Шрифт:
Закладка:
– Евдоким Поликарпович, да как же ее посылать? У человека годы на исходе и грыжа в обоих пахах.
– А грыжу-то где она нажила? Не с попом ли?
На проводе прыснул смех.
– Кому это там весело? Тебе, Новиков? Потерпи маленько. Скоро уж твоя очередь.
Смех сразу погас.
– Записала, Минина?
Анфиса промолчала.
– Минина! Я кого спрашиваю? Или боишься, что молельня перестанет работать?
Второй раз предупреждал ее Подрезов насчет молельни. Да, поговаривают в деревне – ходят к Марфе Репишной старухи. И раз даже, проходя мимо ее дома вечером, она сама слышала какое-то пенье в избе.
А может, Марфа тут ни при чем? Когда она отличалась набожностью? Может, это Евсей Мошкин воду мутит?
2
– Пришла, Павловна… А я уж думал, замерзну, не дождусь…
– Не мог людей-то не срамить! Мало я с тобой натерпелась? Вставай!
Сено зашевелилось. Белый клубок пара вырвался оттуда, потом показалась обмотанная тряпьем голова.
– Не встать. Обессилел.
Тогда Марфа нагнулась к стогу, сграбастала мужа в охапку, посадила на санки, кинула ему в ноги его котомку.

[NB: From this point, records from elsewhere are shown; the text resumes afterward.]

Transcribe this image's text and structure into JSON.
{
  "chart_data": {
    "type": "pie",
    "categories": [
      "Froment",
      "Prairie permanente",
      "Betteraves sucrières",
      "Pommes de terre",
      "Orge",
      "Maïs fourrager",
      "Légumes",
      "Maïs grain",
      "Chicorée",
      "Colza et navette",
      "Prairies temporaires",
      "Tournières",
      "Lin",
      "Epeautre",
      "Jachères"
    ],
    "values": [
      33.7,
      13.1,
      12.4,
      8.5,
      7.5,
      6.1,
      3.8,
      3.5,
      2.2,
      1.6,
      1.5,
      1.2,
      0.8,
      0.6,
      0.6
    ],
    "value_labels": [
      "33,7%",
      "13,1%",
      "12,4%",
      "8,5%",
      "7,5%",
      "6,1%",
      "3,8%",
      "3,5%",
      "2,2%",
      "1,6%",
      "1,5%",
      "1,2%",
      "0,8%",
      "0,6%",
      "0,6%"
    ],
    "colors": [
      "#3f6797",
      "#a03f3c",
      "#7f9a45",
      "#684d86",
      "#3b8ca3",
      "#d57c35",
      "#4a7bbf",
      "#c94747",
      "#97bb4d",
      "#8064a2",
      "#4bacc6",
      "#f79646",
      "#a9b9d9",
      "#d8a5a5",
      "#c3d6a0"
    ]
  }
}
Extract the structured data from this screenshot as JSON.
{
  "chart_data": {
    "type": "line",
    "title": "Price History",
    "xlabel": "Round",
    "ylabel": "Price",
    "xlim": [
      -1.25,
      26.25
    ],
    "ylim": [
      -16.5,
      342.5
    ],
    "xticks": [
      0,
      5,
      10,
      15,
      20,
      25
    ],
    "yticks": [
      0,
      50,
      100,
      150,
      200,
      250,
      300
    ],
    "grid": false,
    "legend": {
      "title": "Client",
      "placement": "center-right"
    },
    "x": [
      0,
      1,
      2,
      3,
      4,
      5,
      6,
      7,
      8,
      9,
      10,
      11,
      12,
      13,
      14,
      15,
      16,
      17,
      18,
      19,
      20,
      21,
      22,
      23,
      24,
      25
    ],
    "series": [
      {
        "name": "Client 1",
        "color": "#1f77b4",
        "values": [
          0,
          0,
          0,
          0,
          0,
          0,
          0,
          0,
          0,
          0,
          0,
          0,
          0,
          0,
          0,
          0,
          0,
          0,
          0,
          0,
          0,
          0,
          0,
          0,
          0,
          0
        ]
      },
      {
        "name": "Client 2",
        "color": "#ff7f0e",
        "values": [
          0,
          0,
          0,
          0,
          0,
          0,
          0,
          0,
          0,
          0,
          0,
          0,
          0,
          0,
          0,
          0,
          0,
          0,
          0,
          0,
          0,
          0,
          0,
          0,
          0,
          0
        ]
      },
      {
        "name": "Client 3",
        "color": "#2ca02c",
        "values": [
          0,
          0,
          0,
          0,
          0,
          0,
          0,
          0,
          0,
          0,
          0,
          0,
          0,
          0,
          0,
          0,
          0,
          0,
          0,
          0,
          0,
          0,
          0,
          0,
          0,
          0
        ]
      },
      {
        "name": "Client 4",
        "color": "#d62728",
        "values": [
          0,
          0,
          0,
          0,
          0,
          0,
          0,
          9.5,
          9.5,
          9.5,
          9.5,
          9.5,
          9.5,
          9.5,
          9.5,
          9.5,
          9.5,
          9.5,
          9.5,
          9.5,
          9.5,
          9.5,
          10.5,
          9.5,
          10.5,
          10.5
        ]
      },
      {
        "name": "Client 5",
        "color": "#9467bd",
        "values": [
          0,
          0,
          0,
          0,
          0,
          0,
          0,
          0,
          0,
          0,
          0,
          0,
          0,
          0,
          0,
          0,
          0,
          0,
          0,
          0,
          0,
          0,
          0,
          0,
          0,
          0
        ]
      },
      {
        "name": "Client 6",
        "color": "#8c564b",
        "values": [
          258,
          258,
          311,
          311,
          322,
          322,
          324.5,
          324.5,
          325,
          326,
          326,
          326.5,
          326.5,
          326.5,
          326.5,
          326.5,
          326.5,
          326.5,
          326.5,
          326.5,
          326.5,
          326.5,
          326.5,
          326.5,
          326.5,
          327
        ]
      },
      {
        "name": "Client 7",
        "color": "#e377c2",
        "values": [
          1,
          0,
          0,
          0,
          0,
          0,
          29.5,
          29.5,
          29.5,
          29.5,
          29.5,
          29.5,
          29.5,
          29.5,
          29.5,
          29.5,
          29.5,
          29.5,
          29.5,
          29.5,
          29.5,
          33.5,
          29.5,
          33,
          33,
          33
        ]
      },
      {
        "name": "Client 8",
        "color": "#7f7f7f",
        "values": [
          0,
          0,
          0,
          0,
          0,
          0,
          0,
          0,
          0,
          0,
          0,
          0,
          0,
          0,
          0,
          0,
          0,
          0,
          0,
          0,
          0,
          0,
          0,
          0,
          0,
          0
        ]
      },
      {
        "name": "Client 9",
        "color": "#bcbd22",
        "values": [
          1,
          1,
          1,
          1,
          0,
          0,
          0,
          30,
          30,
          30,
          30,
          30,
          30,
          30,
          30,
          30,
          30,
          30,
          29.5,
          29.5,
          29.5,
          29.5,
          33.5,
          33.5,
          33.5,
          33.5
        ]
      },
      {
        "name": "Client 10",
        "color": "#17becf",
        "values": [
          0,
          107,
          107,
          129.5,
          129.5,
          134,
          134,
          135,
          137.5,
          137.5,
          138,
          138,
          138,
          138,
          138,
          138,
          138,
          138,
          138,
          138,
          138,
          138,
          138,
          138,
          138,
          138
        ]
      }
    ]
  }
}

Дорогу перемело начисто – двое суток без роздыха лютовала метель. Марфа брела от вешки к вешке, смутно черневшим на вечернем лугу, месила рыхлую заметь, падала.
Так дотащилась до моста через Синельгу.
– Живой?
Митрий клацнул зубами.
Она сняла с себя полушубок, набросила на мужа.
– Что ты, Павловна… Сама-то замерзнешь.
– Помалкивай! И без твоих слов тошно…
Когда два-три часа назад ей сказали, что Митрий лежит у зарода на Марьиных лугах – отощал, идти не может, – Марфа готова была волосы рвать на себе. Господи! За что ей еще такое наказанье? У всех мужья как мужья – на войне воюют, а ее ненаглядный даже для войны оказался негож – в трудармии, всю войну в тылу околачивается.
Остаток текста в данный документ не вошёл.